Now, as we approach 2025, the landscape is changing. Spoiler alert: among the five most popular savings options, one will require you to wait a solid 40 years to double your savings, while another could allow you to quadruple your initial capital in the same period. Exciting, isn’t it?

Livret A and LDDS: Time to Watch Your Savings Grow

From a low of 0.5% in January 2022 to a current rate of 2.4% as of February 1, 2025, the Livret A—and its twin, the LDDS—has experienced a significant increase after a long freeze. This new rate is still noticeably higher than current inflation rates.

So, how long will it take to double your money with these accounts? When factoring in interest capitalization, the timeframes are as follows: 139 years at 0.5%, 70 years at 1%, just 24 years at 3%, and now a more reasonable 30 years at the current rate of 2.4%, which is free from tax.

Other Savings Options: Bank Accounts and Life Insurance

In a surprising turn of events, traditional bank savings accounts have seen a revival. With early 2022 rates hovering around 0.09%, it would have taken an excruciating 1,111 years to double your funds. However, with the average rate now up to 0.92% (0.64% post-tax), the wait time has improved to just 109 years. It’s astonishing how quickly things can change!

When it comes to life insurance, let’s consider the expected average rate for 2024, which is projected to be 2.5%. Given that social contributions of 17.2% are deducted from euro fund interest, it’s essential to keep that in mind. Just three years ago, the doubling time was about 66 years; now it’s down to 34 years—still a long wait, but it’s getting better!

As for the PEL, older plans opened before March 2011 are still quite advantageous, potentially doubling your capital in 40 years.
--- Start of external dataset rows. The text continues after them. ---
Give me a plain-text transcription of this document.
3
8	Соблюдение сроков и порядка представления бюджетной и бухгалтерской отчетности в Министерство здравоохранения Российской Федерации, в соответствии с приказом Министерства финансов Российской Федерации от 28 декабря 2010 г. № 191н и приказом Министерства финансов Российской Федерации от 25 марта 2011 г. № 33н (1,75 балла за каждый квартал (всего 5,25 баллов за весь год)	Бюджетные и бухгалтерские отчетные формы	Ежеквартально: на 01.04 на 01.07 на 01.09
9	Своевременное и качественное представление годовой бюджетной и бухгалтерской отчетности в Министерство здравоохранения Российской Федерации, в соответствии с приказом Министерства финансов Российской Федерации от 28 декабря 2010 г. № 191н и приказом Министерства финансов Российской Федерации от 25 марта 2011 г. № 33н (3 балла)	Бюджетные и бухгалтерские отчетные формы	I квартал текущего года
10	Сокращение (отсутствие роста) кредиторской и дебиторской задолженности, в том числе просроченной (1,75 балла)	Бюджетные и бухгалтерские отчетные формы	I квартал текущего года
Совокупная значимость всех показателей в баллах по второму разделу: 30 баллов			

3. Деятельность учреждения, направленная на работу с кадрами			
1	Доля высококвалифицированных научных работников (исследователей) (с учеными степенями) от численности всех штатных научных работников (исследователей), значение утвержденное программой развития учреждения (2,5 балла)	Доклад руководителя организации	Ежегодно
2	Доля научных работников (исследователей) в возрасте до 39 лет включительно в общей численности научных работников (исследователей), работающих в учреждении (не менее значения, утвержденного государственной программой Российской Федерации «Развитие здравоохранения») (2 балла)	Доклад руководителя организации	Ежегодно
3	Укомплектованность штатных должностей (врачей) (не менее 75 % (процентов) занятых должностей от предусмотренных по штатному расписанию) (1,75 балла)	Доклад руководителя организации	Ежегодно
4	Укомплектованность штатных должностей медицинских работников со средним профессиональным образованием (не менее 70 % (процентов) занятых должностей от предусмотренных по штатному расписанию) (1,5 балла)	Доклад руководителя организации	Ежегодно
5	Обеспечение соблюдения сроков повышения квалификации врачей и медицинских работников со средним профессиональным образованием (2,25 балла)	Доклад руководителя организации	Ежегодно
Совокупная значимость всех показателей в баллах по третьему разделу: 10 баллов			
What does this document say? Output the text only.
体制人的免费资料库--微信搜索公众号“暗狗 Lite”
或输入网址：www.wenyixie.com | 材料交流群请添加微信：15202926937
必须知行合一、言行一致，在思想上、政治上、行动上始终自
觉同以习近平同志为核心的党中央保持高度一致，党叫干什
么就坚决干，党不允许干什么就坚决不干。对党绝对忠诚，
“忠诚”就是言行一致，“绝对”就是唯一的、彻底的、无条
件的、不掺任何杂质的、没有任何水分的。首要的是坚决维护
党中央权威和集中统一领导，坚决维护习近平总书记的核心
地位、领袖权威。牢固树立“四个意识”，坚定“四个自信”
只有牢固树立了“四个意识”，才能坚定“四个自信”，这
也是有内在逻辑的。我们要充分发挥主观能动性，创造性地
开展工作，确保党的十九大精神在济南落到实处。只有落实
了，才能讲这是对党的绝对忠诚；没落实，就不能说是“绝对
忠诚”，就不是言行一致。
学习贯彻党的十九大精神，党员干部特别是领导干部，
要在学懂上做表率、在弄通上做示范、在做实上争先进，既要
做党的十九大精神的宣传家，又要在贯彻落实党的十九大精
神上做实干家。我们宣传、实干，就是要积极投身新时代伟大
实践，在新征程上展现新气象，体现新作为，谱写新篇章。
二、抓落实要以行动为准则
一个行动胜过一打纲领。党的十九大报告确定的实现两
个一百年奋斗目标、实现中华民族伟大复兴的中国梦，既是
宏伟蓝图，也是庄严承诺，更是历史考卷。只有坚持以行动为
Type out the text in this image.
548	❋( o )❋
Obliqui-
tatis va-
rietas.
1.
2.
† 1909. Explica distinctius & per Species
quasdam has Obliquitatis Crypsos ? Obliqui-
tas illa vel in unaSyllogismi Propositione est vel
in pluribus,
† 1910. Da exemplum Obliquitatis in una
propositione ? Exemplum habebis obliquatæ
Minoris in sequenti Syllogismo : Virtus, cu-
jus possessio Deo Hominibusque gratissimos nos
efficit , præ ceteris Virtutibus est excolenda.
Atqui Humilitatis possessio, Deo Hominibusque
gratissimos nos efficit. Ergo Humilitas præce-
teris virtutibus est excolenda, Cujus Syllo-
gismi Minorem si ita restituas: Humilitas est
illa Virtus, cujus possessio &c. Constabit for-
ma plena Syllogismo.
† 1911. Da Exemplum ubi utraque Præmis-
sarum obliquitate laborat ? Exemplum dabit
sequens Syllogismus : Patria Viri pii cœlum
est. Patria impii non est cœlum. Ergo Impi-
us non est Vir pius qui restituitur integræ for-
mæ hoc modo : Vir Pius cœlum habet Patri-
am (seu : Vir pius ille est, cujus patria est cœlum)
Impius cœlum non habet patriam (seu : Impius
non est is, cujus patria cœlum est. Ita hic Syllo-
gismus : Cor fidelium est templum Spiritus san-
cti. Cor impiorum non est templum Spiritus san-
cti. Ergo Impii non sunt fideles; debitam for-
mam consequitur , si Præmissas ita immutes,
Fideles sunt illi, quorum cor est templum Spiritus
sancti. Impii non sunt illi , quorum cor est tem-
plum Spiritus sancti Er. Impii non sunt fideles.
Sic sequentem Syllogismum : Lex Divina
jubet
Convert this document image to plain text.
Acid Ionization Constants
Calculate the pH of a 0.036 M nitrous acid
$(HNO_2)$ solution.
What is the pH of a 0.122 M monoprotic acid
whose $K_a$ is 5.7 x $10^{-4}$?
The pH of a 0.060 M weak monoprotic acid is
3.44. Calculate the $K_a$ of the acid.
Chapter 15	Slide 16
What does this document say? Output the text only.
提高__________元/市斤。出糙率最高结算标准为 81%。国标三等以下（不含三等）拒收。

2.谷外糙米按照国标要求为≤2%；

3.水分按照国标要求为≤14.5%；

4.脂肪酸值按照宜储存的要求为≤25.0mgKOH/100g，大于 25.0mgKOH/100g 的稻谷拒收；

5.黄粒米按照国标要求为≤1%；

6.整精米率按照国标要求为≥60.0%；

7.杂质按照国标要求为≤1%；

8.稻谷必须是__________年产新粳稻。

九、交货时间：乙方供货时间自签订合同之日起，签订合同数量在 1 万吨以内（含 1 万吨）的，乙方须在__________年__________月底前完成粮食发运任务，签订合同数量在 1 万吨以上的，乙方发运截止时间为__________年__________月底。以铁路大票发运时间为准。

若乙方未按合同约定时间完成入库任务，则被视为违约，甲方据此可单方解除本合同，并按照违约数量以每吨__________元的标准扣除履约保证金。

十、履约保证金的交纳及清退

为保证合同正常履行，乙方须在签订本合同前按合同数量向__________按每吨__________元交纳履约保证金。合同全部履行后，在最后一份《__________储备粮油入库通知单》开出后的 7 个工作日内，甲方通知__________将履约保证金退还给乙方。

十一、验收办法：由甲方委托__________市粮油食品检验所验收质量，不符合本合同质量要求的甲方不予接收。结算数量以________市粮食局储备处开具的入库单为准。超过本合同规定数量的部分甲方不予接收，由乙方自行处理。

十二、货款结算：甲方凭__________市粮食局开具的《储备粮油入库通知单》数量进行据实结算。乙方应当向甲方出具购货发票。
If you’re considering a new PEL opened in 2025 that offers a 1.75% rate, you’ll be in for a much longer wait—around 57 years to see your savings double.

Lastly, the LEP has seen a slight decrease in its rate to 3.5% as of February 1, 2025. However, even with this adjustment, it remains a strong contender. Your initial investment of 10,000 euros can double in just 21 years. In 32 years, it could even triple, and quadruple in 41 years.

So, which regulated savings product is right for you? The choice depends on your individual financial goals and timeline. Choose wisely!